One other note: this post was prerecorded because I’m currently attending Trail Days; I’ll be gone through May 19. Consequently, I probably won’t moderate any responding snarks 🙂 or other comments made by non-repeat commenters until then.


  1. I got rid of my car after getting a Segway. The carbon footprint is also neutral since I choose to have my electricity coming from green sources, an option by my provider. Also it gets me to work every day without the need to shower and change after arriving at work, and for a few weeks recovering from combined ankle sprain knee ligament damage, it got me to work fine when cycling would have been hell.
    I still cycle/swim/other exercise in my own time, just as those I pass on my way to work in gridlock sitting in their cars would do.

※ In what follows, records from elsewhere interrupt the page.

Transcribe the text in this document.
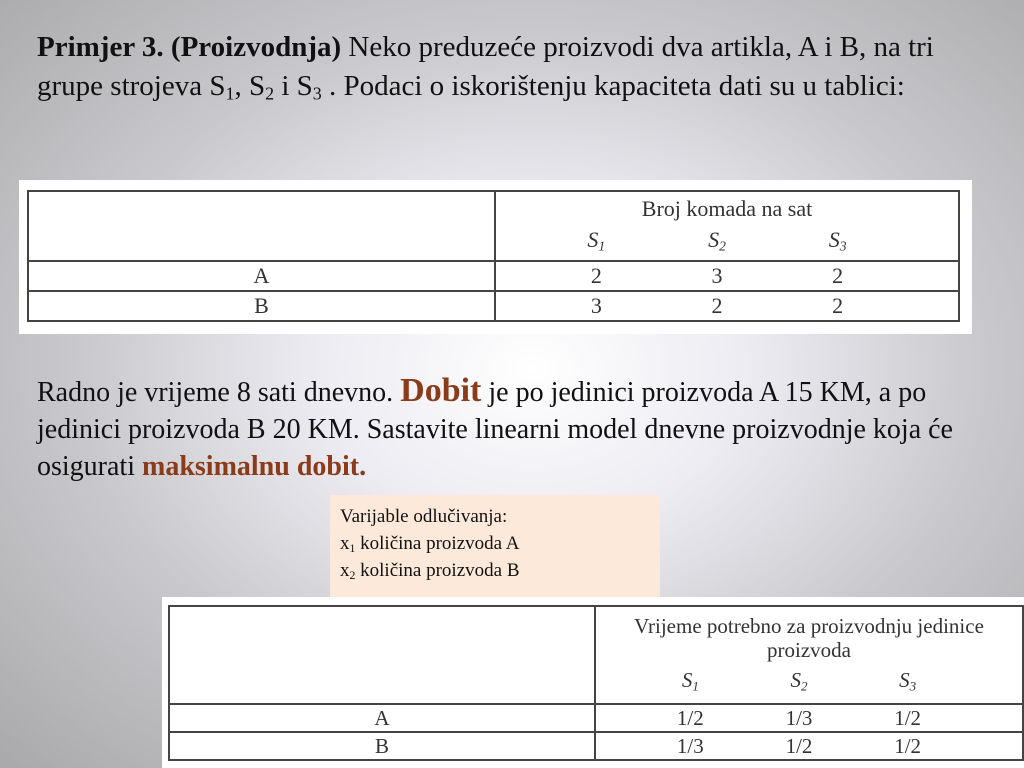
Primjer 3. (Proizvodnja) Neko preduzeće proizvodi dva artikla, A i B, na tri grupe strojeva $S_1$, $S_2$ i $S_3$ . Podaci o iskorištenju kapaciteta dati su u tablici:

	Broj komada na sat
$S_1$ $S_2$ $S_3$

A	2 3 2

B	3 2 2

Radno je vrijeme 8 sati dnevno. Dobit je po jedinici proizvoda A 15 KM, a po jedinici proizvoda B 20 KM. Sastavite linearni model dnevne proizvodnje koja će osigurati maksimalnu dobit.

Varijable odlučivanja:
$x_1$ količina proizvoda A
$x_2$ količina proizvoda B

	Vrijeme potrebno za proizvodnju jedinice proizvoda
$S_1$ $S_2$ $S_3$

A	1/2 1/3 1/2

B	1/3 1/2 1/2
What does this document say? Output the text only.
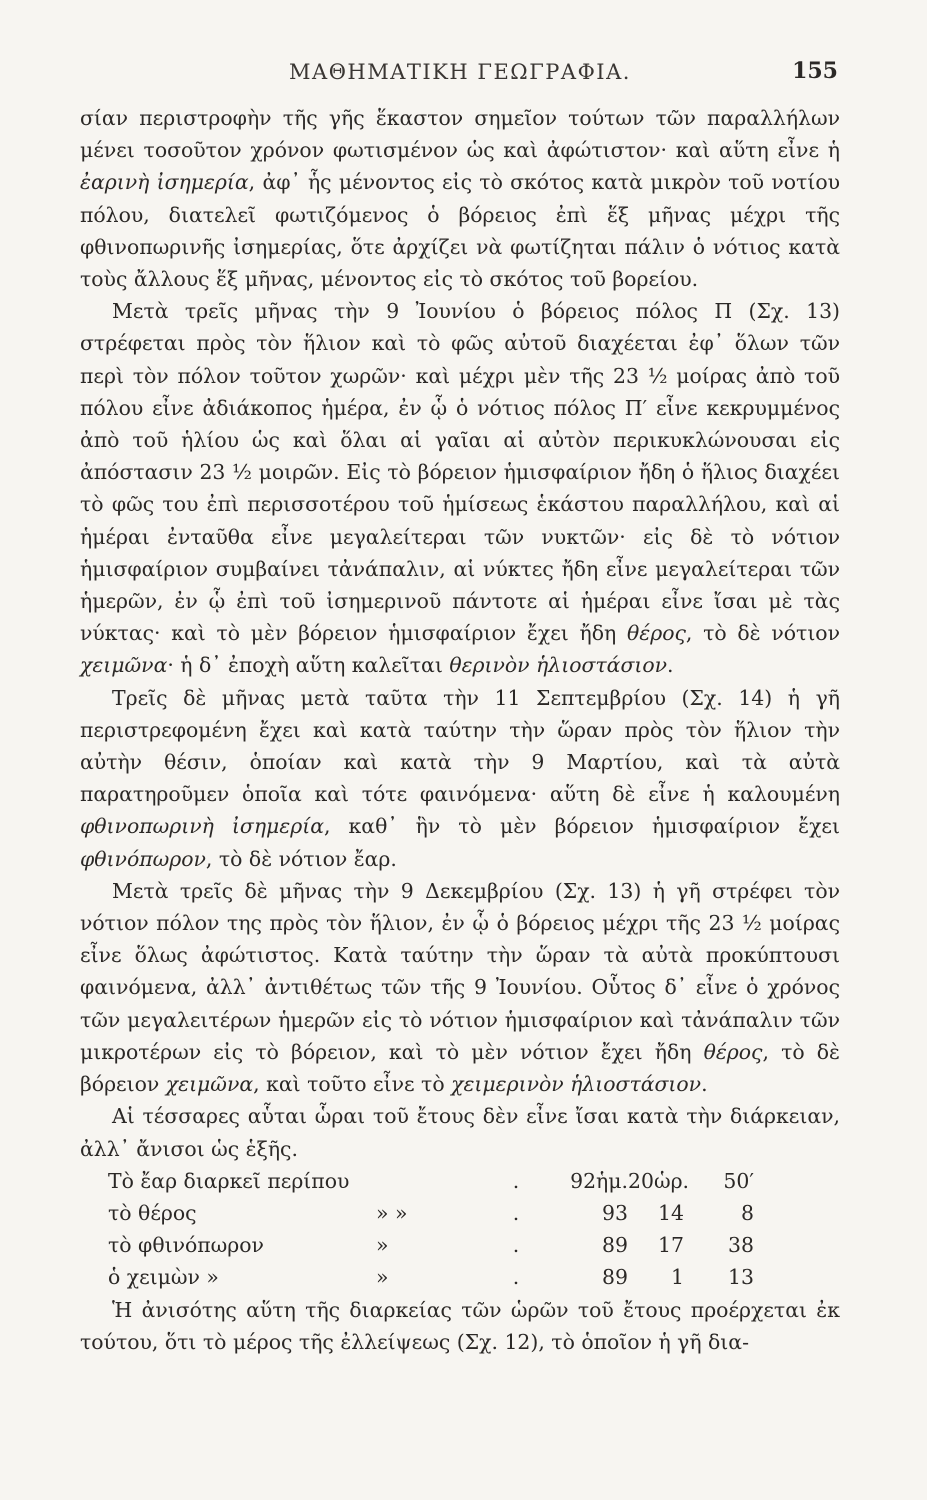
ΜΑΘΗΜΑΤΙΚΗ ΓΕΩΓΡΑΦΙΑ.	155

σίαν περιστροφὴν τῆς γῆς ἕκαστον σημεῖον τούτων τῶν παραλλήλων μένει τοσοῦτον χρόνον φωτισμένον ὡς καὶ ἀφώτιστον· καὶ αὕτη εἶνε ἡ ἐαρινὴ ἰσημερία, ἀφ᾽ ἧς μένοντος εἰς τὸ σκότος κατὰ μικρὸν τοῦ νοτίου πόλου, διατελεῖ φωτιζόμενος ὁ βόρειος ἐπὶ ἕξ μῆνας μέχρι τῆς φθινοπωρινῆς ἰσημερίας, ὅτε ἀρχίζει νὰ φωτίζηται πάλιν ὁ νότιος κατὰ τοὺς ἄλλους ἕξ μῆνας, μένοντος εἰς τὸ σκότος τοῦ βορείου.

Μετὰ τρεῖς μῆνας τὴν 9 Ἰουνίου ὁ βόρειος πόλος Π (Σχ. 13) στρέφεται πρὸς τὸν ἥλιον καὶ τὸ φῶς αὐτοῦ διαχέεται ἐφ᾽ ὅλων τῶν περὶ τὸν πόλον τοῦτον χωρῶν· καὶ μέχρι μὲν τῆς 23 ½ μοίρας ἀπὸ τοῦ πόλου εἶνε ἀδιάκοπος ἡμέρα, ἐν ᾧ ὁ νότιος πόλος Π′ εἶνε κεκρυμμένος ἀπὸ τοῦ ἡλίου ὡς καὶ ὅλαι αἱ γαῖαι αἱ αὐτὸν περικυκλώνουσαι εἰς ἀπόστασιν 23 ½ μοιρῶν. Εἰς τὸ βόρειον ἡμισφαίριον ἤδη ὁ ἥλιος διαχέει τὸ φῶς του ἐπὶ περισσοτέρου τοῦ ἡμίσεως ἑκάστου παραλλήλου, καὶ αἱ ἡμέραι ἐνταῦθα εἶνε μεγαλείτεραι τῶν νυκτῶν· εἰς δὲ τὸ νότιον ἡμισφαίριον συμβαίνει τἀνάπαλιν, αἱ νύκτες ἤδη εἶνε μεγαλείτεραι τῶν ἡμερῶν, ἐν ᾧ ἐπὶ τοῦ ἰσημερινοῦ πάντοτε αἱ ἡμέραι εἶνε ἴσαι μὲ τὰς νύκτας· καὶ τὸ μὲν βόρειον ἡμισφαίριον ἔχει ἤδη θέρος, τὸ δὲ νότιον χειμῶνα· ἡ δ᾽ ἐποχὴ αὕτη καλεῖται θερινὸν ἡλιοστάσιον.

Τρεῖς δὲ μῆνας μετὰ ταῦτα τὴν 11 Σεπτεμβρίου (Σχ. 14) ἡ γῆ περιστρεφομένη ἔχει καὶ κατὰ ταύτην τὴν ὥραν πρὸς τὸν ἥλιον τὴν αὐτὴν θέσιν, ὁποίαν καὶ κατὰ τὴν 9 Μαρτίου, καὶ τὰ αὐτὰ παρατηροῦμεν ὁποῖα καὶ τότε φαινόμενα· αὕτη δὲ εἶνε ἡ καλουμένη φθινοπωρινὴ ἰσημερία, καθ᾽ ἣν τὸ μὲν βόρειον ἡμισφαίριον ἔχει φθινόπωρον, τὸ δὲ νότιον ἔαρ.

Μετὰ τρεῖς δὲ μῆνας τὴν 9 Δεκεμβρίου (Σχ. 13) ἡ γῆ στρέφει τὸν νότιον πόλον της πρὸς τὸν ἥλιον, ἐν ᾧ ὁ βόρειος μέχρι τῆς 23 ½ μοίρας εἶνε ὅλως ἀφώτιστος. Κατὰ ταύτην τὴν ὥραν τὰ αὐτὰ προκύπτουσι φαινόμενα, ἀλλ᾽ ἀντιθέτως τῶν τῆς 9 Ἰουνίου. Οὗτος δ᾽ εἶνε ὁ χρόνος τῶν μεγαλειτέρων ἡμερῶν εἰς τὸ νότιον ἡμισφαίριον καὶ τἀνάπαλιν τῶν μικροτέρων εἰς τὸ βόρειον, καὶ τὸ μὲν νότιον ἔχει ἤδη θέρος, τὸ δὲ βόρειον χειμῶνα, καὶ τοῦτο εἶνε τὸ χειμερινὸν ἡλιοστάσιον.

Αἱ τέσσαρες αὗται ὧραι τοῦ ἔτους δὲν εἶνε ἴσαι κατὰ τὴν διάρκειαν, ἀλλ᾽ ἄνισοι ὡς ἑξῆς.

Τὸ ἔαρ διαρκεῖ περίπου	.	92ἡμ. 20ὡρ.	50′
τὸ θέρος	» »	.	93	14	8
τὸ φθινόπωρον	»	.	89	17	38
ὁ χειμὼν »	»	.	89	1	13

Ἡ ἀνισότης αὕτη τῆς διαρκείας τῶν ὡρῶν τοῦ ἔτους προέρχεται ἐκ τούτου, ὅτι τὸ μέρος τῆς ἐλλείψεως (Σχ. 12), τὸ ὁποῖον ἡ γῆ δια-
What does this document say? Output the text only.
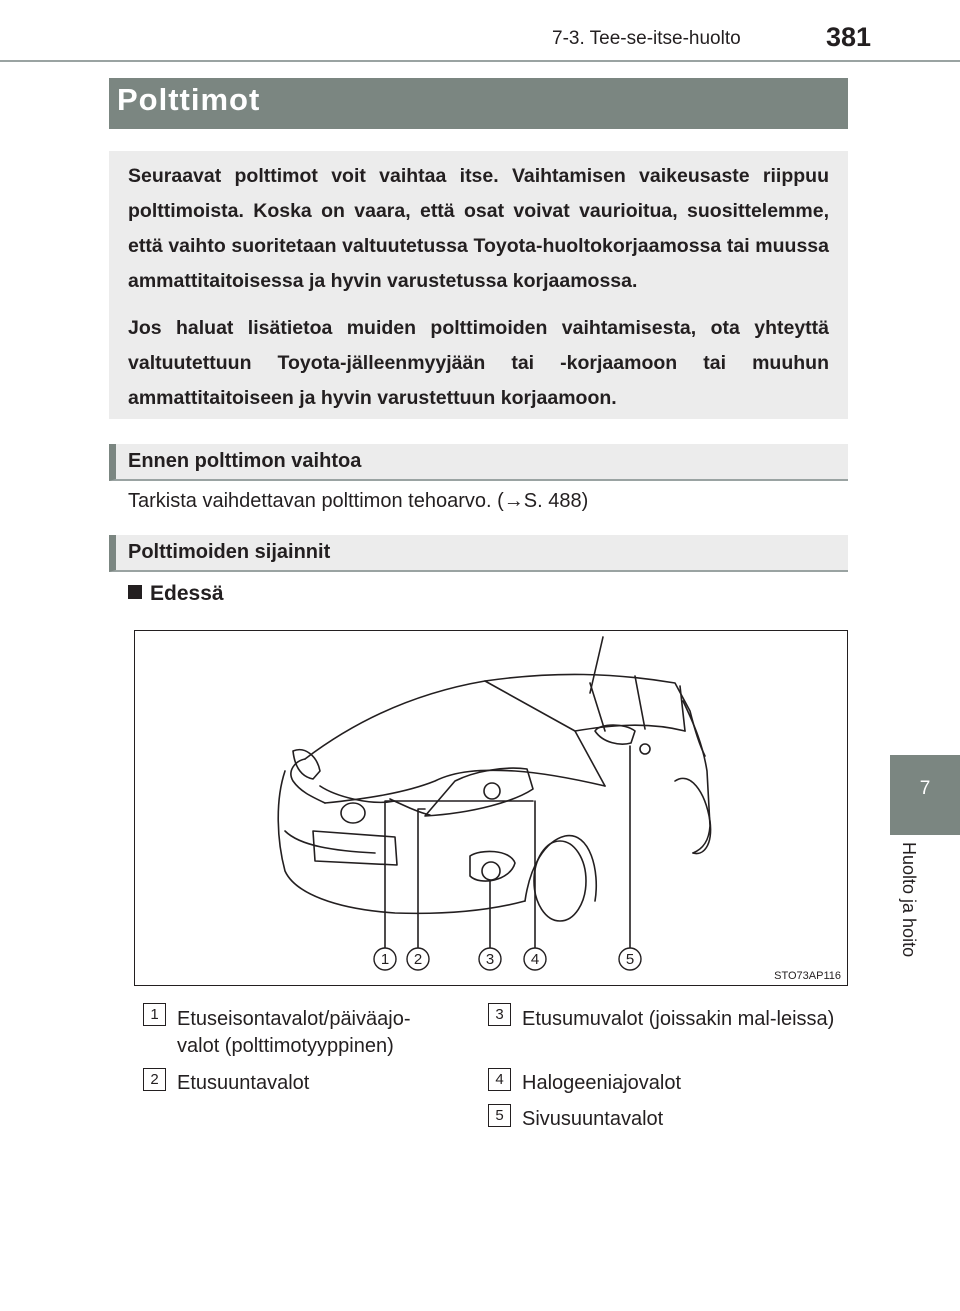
7-3. Tee-se-itse-huolto	381
7
Huolto ja hoito
Polttimot

Seuraavat polttimot voit vaihtaa itse. Vaihtamisen vaikeusaste riippuu polttimoista. Koska on vaara, että osat voivat vaurioitua, suosittelemme, että vaihto suoritetaan valtuutetussa Toyota-huoltokorjaamossa tai muussa ammattitaitoisessa ja hyvin varustetussa korjaamossa.

Jos haluat lisätietoa muiden polttimoiden vaihtamisesta, ota yhteyttä valtuutettuun Toyota-jälleenmyyjään tai -korjaamoon tai muuhun ammattitaitoiseen ja hyvin varustettuun korjaamoon.

Ennen polttimon vaihtoa
Tarkista vaihdettavan polttimon tehoarvo. (→S. 488)
Polttimoiden sijainnit
Edessä
1 2	3 4	5
STO73AP116
1 Etuseisontavalot/päiväajo-valot (polttimotyyppinen)
2 Etusuuntavalot
3 Etusumuvalot (joissakin mal-leissa)
4 Halogeeniajovalot
5 Sivusuuntavalot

    One thing I can’t help thinking about is the amount of heavy breathing going into serious bike riding amongst the pollution of traffic, and I wonder why bicyclists prefer the road for speed when I glide entirely on bike paths which thankfully are mostly not near traffic, without needing to breathe as heavily on my segway.

    The constant need to keep going for momentum’s sake sees about 90% of bicyclists go past me through red lights while I’m content to be stationary on my self-balancing device.

    Comment by Mardeg — 14.05.09 @ 13:01

  2. > Also worth noting: my bike has a smaller carbon footprint than your hybrid.

    This isn’t always true. It’s subtle, but when you bike you expend energy that is supplied by food. That food is supported by an infrastructure that releases carbon. And since the hybrid uses its “food” more efficiently than you do yours, there are cases when the hybrid wins. (Wish I could remember where I saw some numbers worked out …)

    [I’m extremely skeptical the impact of the marginal amount of food I have to eat to bike rather than drive outweighs the rather more significant amount due to burning gas to travel the same distance, especially with a metabolism that’s as efficient as mine that doesn’t really need to consume any extra food to do said biking. In any case I really don’t care about the footprint at all, it’s just pure taunt. Biking rather than driving is all about enjoyment and cost for me.]

    Comment by Chris Jones — 14.05.09 @ 13:40

  3. I walk to work. Who’s more righteous?

    [Heh, dunno. I’ll note, however, that my next largest regular travel is five miles once or twice a week to church, and while that’s certainly walkable it’s not walkable without sacrificing an awful lot of time — so the bike is more righteous than the foot because the foot simply can’t happen.]

    Comment by Robert O'Callahan — 14.05.09 @ 14:19

  4. Mardeg, I admire you for your almost-carbon neutral segway (it did require resources to construct and those batteries are not going to last forever). However, be aware not only are you driving your segway on trails that you likely cannot legally be on, the spurious argument about breathing in traffic fumes has been shown to be false. ie. the positive benefits from exercise well outweigh the negatives of the pollution.

    [I doubt Segways are so likely to be illegal on bike paths, myself. As for pollution, I agree, cars don’t put out anywhere near enough for it to matter if you bike around them.]